Dinner was a tough call to make since it was our last meal and we didn’t want it to go to waste. We live in New York (the state, not the city) now, so we have access to plenty of Italian restaurants. We don’t, however, have a lot of Asian or Latin American food around us. So we were left pondering whether we should take advantage of New York’s plethora of options or go with my vote for Italian. After some careful consideration, I played the birthday card and won.
Tavola was where we ended up that evening and it was superb.
- We started with the special mushroom soup. It was thin-brothed but still somehow thick with chunks of mushroom and parsley throughout.
- We each got a glass of red wine. Surprisingly, I did not end up with hives, a headache, or a runny nose. That’s when you know it’s good shit!
- Then we had our respective dinners: salmon, asparagus, and salad for Boo; lasagna with a veal meat sauce for me.

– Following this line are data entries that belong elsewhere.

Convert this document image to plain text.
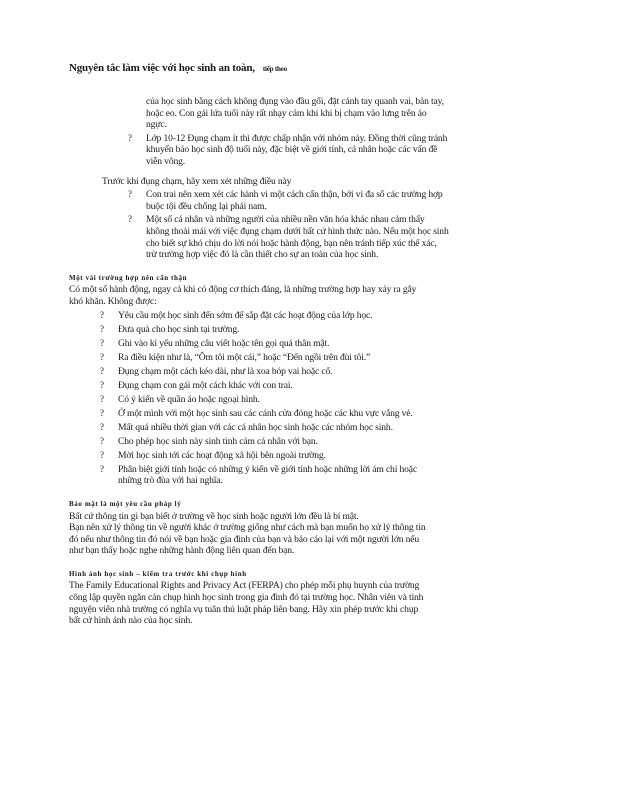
Nguyên tắc làm việc với học sinh an toàn, tiếp theo

của học sinh bằng cách không đụng vào đầu gối, đặt cánh tay quanh vai, bàn tay,

hoặc eo. Con gái lứa tuổi này rất nhạy cảm khi khi bị chạm vào lưng trên ảo

ngực.

? Lớp 10-12 Đụng chạm ít thì được chấp nhận với nhóm này. Đồng thời cũng tránh

khuyến bảo học sinh độ tuổi này, đặc biệt về giới tính, cả nhân hoặc các vấn đề

viễn vông.

Trước khi đụng chạm, hãy xem xét những điều này

? Con trai nên xem xét các hành vi một cách cẩn thận, bởi vì đa số các trường hợp

buộc tội đều chống lại phái nam.

? Một số cá nhân và những người của nhiều nền văn hóa khác nhau cảm thấy

không thoải mái với việc đụng chạm dưới bất cứ hình thức nào. Nếu một học sinh

cho biết sự khó chịu do lời nói hoặc hành động, bạn nên tránh tiếp xúc thể xác,

trừ trường hợp việc đó là cần thiết cho sự an toàn của học sinh.

Một vài trường hợp nên cẩn thận

Có một số hành động, ngay cả khi có động cơ thích đáng, là những trường hợp hay xảy ra gây

khó khăn. Không được:

? Yêu cầu một học sinh đến sớm để sắp đặt các hoạt động của lớp học.

? Đưa quà cho học sinh tại trường.

? Ghi vào kỉ yếu những câu viết hoặc tên gọi quá thân mật.

? Ra điều kiện như là, “Ôm tôi một cái,” hoặc “Đến ngồi trên đùi tôi.”

? Đụng chạm một cách kéo dài, như là xoa bóp vai hoặc cổ.

? Đụng chạm con gái một cách khác với con trai.

? Có ý kiến về quần áo hoặc ngoại hình.

? Ở một mình với một học sinh sau các cánh cửa đóng hoặc các khu vực vắng vẻ.

? Mất quá nhiều thời gian với các cá nhân học sinh hoặc các nhóm học sinh.

? Cho phép học sinh này sinh tình cảm cá nhân với bạn.

? Mời học sinh tới các hoạt động xã hội bên ngoài trường.

? Phân biệt giới tính hoặc có những ý kiến về giới tính hoặc những lời ám chỉ hoặc

những trò đùa với hai nghĩa.

Bảo mật là một yêu cầu pháp lý

Bất cứ thông tin gì bạn biết ở trường về học sinh hoặc người lớn đều là bí mật.

Bạn nên xử lý thông tin về người khác ở trường giống như cách mà bạn muốn họ xử lý thông tin

đó nếu như thông tin đó nói về bạn hoặc gia đình của bạn và báo cáo lại với một người lớn nếu

như bạn thấy hoặc nghe những hành động liên quan đến bạn.

Hình ảnh học sinh – kiểm tra trước khi chụp hình

The Family Educational Rights and Privacy Act (FERPA) cho phép mỗi phụ huynh của trường

công lập quyền ngăn cản chụp hình học sinh trong gia đình đó tại trường học. Nhân viên và tình

nguyện viên nhà trường có nghĩa vụ tuân thủ luật pháp liên bang. Hãy xin phép trước khi chụp

bất cứ hình ảnh nào của học sinh.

I don’t talk much anymore about my time spent living and studying abroad since it was a long time ago, but I’m going to make an exception here. As I started my last year of college, I spent the first five weeks of it in Siena, Italy. I didn’t really connect all that much with the other students in the program since I was older than most of them, so I spent a lot of time walking around and dining on my own.
One of my favorite places to go was this little cafe in the Palio. Every day at lunch I would order the same thing: homemade hot chocolate (so thick and creamy and yet I never got sick from it) and lasagna. Unlike most U.S. restaurants that serve lasagna as a huge heaping pile of noodles and cheese, theirs was very much like the lasagna I had at Tavola—small portioned so that you could really appreciate the flavor and texture of the meat, cheese, noodles, and sauce. It was heaven.

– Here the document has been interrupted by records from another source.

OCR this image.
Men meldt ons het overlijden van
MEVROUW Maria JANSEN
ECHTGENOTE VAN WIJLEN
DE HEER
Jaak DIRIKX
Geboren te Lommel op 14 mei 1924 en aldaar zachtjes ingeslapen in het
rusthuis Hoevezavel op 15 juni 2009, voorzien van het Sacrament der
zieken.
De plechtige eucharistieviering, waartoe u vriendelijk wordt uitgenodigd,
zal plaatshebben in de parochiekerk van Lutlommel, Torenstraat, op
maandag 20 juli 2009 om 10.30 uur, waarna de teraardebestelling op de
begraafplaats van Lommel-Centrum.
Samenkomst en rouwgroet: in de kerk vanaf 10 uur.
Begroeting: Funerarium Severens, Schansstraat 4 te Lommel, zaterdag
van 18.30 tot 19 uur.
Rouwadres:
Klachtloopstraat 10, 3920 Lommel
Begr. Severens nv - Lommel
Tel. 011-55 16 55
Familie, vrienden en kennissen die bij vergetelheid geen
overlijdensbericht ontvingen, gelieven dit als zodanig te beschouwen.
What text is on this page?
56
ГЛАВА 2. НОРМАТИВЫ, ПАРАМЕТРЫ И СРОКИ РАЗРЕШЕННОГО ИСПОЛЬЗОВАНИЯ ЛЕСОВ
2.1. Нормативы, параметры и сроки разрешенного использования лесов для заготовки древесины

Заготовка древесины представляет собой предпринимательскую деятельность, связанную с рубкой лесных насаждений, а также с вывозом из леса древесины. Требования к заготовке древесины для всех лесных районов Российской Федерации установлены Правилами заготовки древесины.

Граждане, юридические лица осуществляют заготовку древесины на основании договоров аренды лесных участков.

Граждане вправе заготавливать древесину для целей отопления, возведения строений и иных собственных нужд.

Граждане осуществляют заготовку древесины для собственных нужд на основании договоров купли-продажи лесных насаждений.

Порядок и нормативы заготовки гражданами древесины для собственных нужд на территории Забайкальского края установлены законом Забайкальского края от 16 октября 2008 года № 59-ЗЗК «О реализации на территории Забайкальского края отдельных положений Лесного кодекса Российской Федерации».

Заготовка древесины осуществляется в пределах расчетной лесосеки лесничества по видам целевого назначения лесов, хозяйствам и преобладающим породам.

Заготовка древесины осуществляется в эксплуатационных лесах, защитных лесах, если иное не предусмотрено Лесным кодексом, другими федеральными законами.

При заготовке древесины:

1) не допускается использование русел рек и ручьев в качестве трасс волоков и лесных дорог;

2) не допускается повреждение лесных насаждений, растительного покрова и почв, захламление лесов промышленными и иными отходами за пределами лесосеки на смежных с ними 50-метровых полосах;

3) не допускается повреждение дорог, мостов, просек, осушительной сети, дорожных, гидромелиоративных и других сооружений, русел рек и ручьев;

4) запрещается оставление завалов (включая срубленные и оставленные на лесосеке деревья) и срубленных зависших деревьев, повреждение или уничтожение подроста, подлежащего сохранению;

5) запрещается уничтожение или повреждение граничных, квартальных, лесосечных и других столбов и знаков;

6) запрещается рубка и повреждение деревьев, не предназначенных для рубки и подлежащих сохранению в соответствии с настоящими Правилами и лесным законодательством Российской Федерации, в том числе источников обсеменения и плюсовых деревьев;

Day 3 was actually the last day we ended up eating in the city. We didn’t want to deal with any traffic leaving on our final day, so we just ate treats from the hotel until we could find a Wawa in New Jersey. Oh, Wawa. Why have I not written a blog about you yet? You make me so happy!
While this “vacation” was a bit on the shorter side, I’m glad we took advantage of New York City in the winter. With temperatures below freezing, a killer wind, and the threat of snow, I think we really lucked out in being able to see and eat whatever we wanted, when we wanted.